Security alarms continue to go off for healthcare providers
Federal agencies issue more warnings to providers as cyberthreats put data and patient care at higher risk.
Data security warnings aimed at healthcare organizations keep rolling down from federal agencies, highlighting greater risks associated with protecting patient information.
The alerts have increased over the past 12 months, underscoring the increased value of patient information and rising tensions resulting from deteriorating relationships between the U.S. and other countries in the world, especially in light of the ongoing armed conflict with Iran.
Industry organizations are amplifying the message and trying to better prepare healthcare organizations to protect sensitive data and recover from breach incidents.
Alarms go off again
Alerts from federal agencies have been a constant reminder of the threat over the past year. For example, in March, the Cybersecurity and Infrastructure Security Agency, the Federal Bureau of Investigation and other federal agencies issued an advisory, warning that Iranian groups could be seeking to attack critical infrastructure, including the healthcare sector.

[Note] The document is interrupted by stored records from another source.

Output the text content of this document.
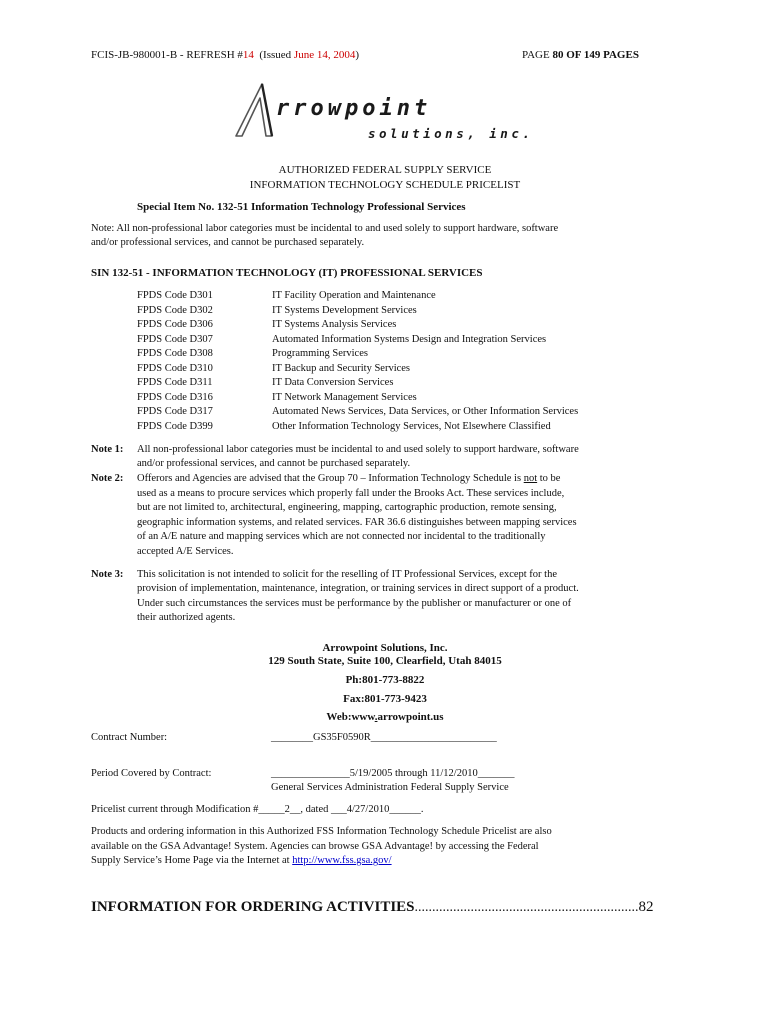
FCIS-JB-980001-B - REFRESH #14  (Issued June 14, 2004)	PAGE 80 OF 149 PAGES
rrowpoint
solutions, inc.
AUTHORIZED FEDERAL SUPPLY SERVICE
INFORMATION TECHNOLOGY SCHEDULE PRICELIST
Special Item No. 132-51 Information Technology Professional Services
Note: All non-professional labor categories must be incidental to and used solely to support hardware, software
and/or professional services, and cannot be purchased separately.
SIN 132-51 - INFORMATION TECHNOLOGY (IT) PROFESSIONAL SERVICES
FPDS Code D301	IT Facility Operation and Maintenance
FPDS Code D302	IT Systems Development Services
FPDS Code D306	IT Systems Analysis Services
FPDS Code D307	Automated Information Systems Design and Integration Services
FPDS Code D308	Programming Services
FPDS Code D310	IT Backup and Security Services
FPDS Code D311	IT Data Conversion Services
FPDS Code D316	IT Network Management Services
FPDS Code D317	Automated News Services, Data Services, or Other Information Services
FPDS Code D399	Other Information Technology Services, Not Elsewhere Classified
Note 1: All non-professional labor categories must be incidental to and used solely to support hardware, software
and/or professional services, and cannot be purchased separately.
Note 2: Offerors and Agencies are advised that the Group 70 – Information Technology Schedule is not to be
used as a means to procure services which properly fall under the Brooks Act. These services include,
but are not limited to, architectural, engineering, mapping, cartographic production, remote sensing,
geographic information systems, and related services. FAR 36.6 distinguishes between mapping services
of an A/E nature and mapping services which are not connected nor incidental to the traditionally
accepted A/E Services.
Note 3: This solicitation is not intended to solicit for the reselling of IT Professional Services, except for the
provision of implementation, maintenance, integration, or training services in direct support of a product.
Under such circumstances the services must be performance by the publisher or manufacturer or one of
their authorized agents.
Arrowpoint Solutions, Inc.
129 South State, Suite 100, Clearfield, Utah 84015
Ph:801-773-8822
Fax:801-773-9423
Web:www.arrowpoint.us
Contract Number:	________GS35F0590R________________________
Period Covered by Contract:	_______________5/19/2005 through 11/12/2010_______
General Services Administration Federal Supply Service
Pricelist current through Modification #_____2__, dated ___4/27/2010______.
Products and ordering information in this Authorized FSS Information Technology Schedule Pricelist are also
available on the GSA Advantage! System. Agencies can browse GSA Advantage! by accessing the Federal
Supply Service’s Home Page via the Internet at http://www.fss.gsa.gov/
INFORMATION FOR ORDERING ACTIVITIES................................................................82
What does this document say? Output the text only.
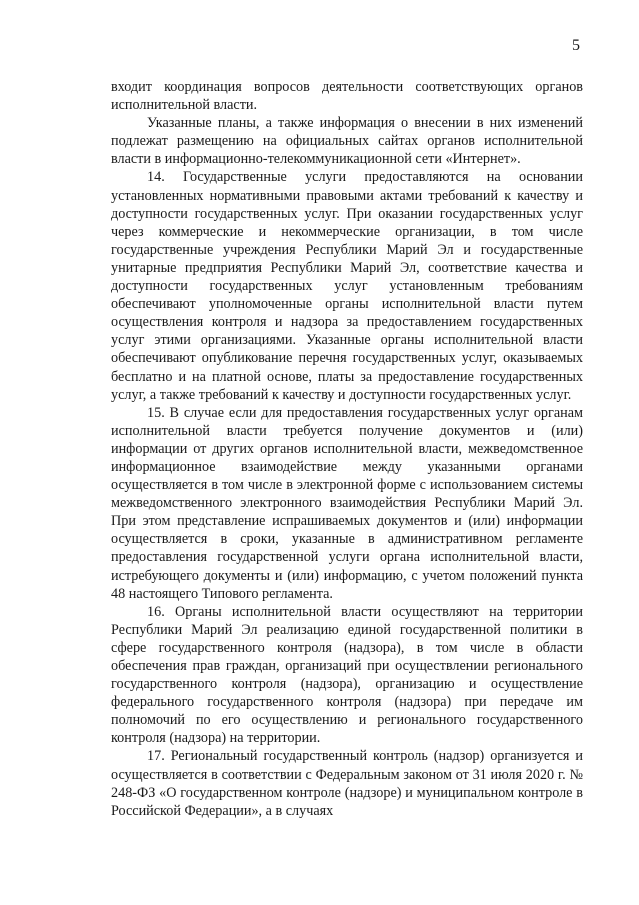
5

входит координация вопросов деятельности соответствующих органов исполнительной власти.

Указанные планы, а также информация о внесении в них изменений подлежат размещению на официальных сайтах органов исполнительной власти в информационно-телекоммуникационной сети «Интернет».

14. Государственные услуги предоставляются на основании установленных нормативными правовыми актами требований к качеству и доступности государственных услуг. При оказании государственных услуг через коммерческие и некоммерческие организации, в том числе государственные учреждения Республики Марий Эл и государственные унитарные предприятия Республики Марий Эл, соответствие качества и доступности государственных услуг установленным требованиям обеспечивают уполномоченные органы исполнительной власти путем осуществления контроля и надзора за предоставлением государственных услуг этими организациями. Указанные органы исполнительной власти обеспечивают опубликование перечня государственных услуг, оказываемых бесплатно и на платной основе, платы за предоставление государственных услуг, а также требований к качеству и доступности государственных услуг.

15. В случае если для предоставления государственных услуг органам исполнительной власти требуется получение документов и (или) информации от других органов исполнительной власти, межведомственное информационное взаимодействие между указанными органами осуществляется в том числе в электронной форме с использованием системы межведомственного электронного взаимодействия Республики Марий Эл. При этом представление испрашиваемых документов и (или) информации осуществляется в сроки, указанные в административном регламенте предоставления государственной услуги органа исполнительной власти, истребующего документы и (или) информацию, с учетом положений пункта 48 настоящего Типового регламента.

16. Органы исполнительной власти осуществляют на территории Республики Марий Эл реализацию единой государственной политики в сфере государственного контроля (надзора), в том числе в области обеспечения прав граждан, организаций при осуществлении регионального государственного контроля (надзора), организацию и осуществление федерального государственного контроля (надзора) при передаче им полномочий по его осуществлению и регионального государственного контроля (надзора) на территории.

17. Региональный государственный контроль (надзор) организуется и осуществляется в соответствии с Федеральным законом от 31 июля 2020 г. № 248-ФЗ «О государственном контроле (надзоре) и муниципальном контроле в Российской Федерации», а в случаях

Those calls for heightened security followed a successful attack by an Iran-linked hacker group that took credit for a cyberattack on Stryker, a technology company specializing in surgical equipment, orthopedic implants and neurotechnology. The group, known as Handala, took credit for the attack, claiming to have wiped information from more than 200,000 servers, mobile devices and other systems. However, by the end of the month, the company reported it had fully recovered its operations and data.
The growth of Iranian threats is part of a broader pattern of risks to national cybersecurity, other federal agencies note. The Office of the Director of National Intelligence recently released the 2026 Annual Threat Assessment of the U.S. Intelligence Community, in which several agencies collectively assess the current risks.
And more recently, the Cybersecurity and Infrastructure Security Agency and other authorities issued an advisory warning about risks posed by Chinese-affiliated cybercriminals. CISA’s guidance suggests that bad actors are targeting connected devices and networks — often an unsuspected and difficult-to-patch weak link in network defenses — resulting in heightened risks for hospitals and health systems.
“The use of covert networks of compromised devices — also known as botnets — to facilitate malicious cyber activity is not new, but China-nexus cyber actors are now using them strategically, and at scale,” the advisory notes. Protecting networks “is not straightforward, and defensive tactics will be different based on the levels of resource and the nature of the target organization.”
Vendors are stepping up efforts to protect systems, industry advisories note. For example, Microsoft announced on May 19 that it disrupted operations of Fox Tempest, a threat actor operating as a malware-signing-as-a-service used by cybercriminals to deploy malicious code, including ransomware. The malware had enabled attacks on a range of sectors, including healthcare, education and other sectors.
Improving protection
Still, the industry needs to protect itself, and healthcare organizations are increasingly working together to promulgate better security practices or, at the minimum, to ensure operations can be sustained during security-related incidents.
Recently, the American Hospital Association and Joint Commission announced the Cyber Resilience Readiness program. The organizations say the initiative is intended to help hospitals and health systems “assess and strengthen their ability to sustain clinical continuity — i.e., safe and quality clinical operations — during cyber-related technology outages for 30 days or longer.”
The idea is to help organizations gear up for worst-case cyber incidents by encouraging “real-world operational readiness and patient safety impacts, rather than solely IT recovery.” The program is voluntary and would assess an organization in a variety of areas, including:
Measure its ability to maintain safe patient care during cyber disruptions.
Facilitate the coordination of clinical, operational and leadership response during downtime.
Prepare staff to work together effectively during a significant cyber incident.
Identify and mitigate risks that might post a threat to clinical continuity.
The AHA and Joint Commission say the program is appropriate for healthcare organizations of all sizes, and it’s flexible and modular, enabling organizations to choose the components that align with their readiness and internal capabilities.
Along the same lines, the AHA has named Rubrik as its preferred cybersecurity provider, in pursuit of the goal of helping hospitals improve protections and recover from attacks more quickly. Rubrik joins several other vendors that the AHA recommends for cybersecurity services.
Fred Bazzoli is the Editor in Chief of Health Data Management.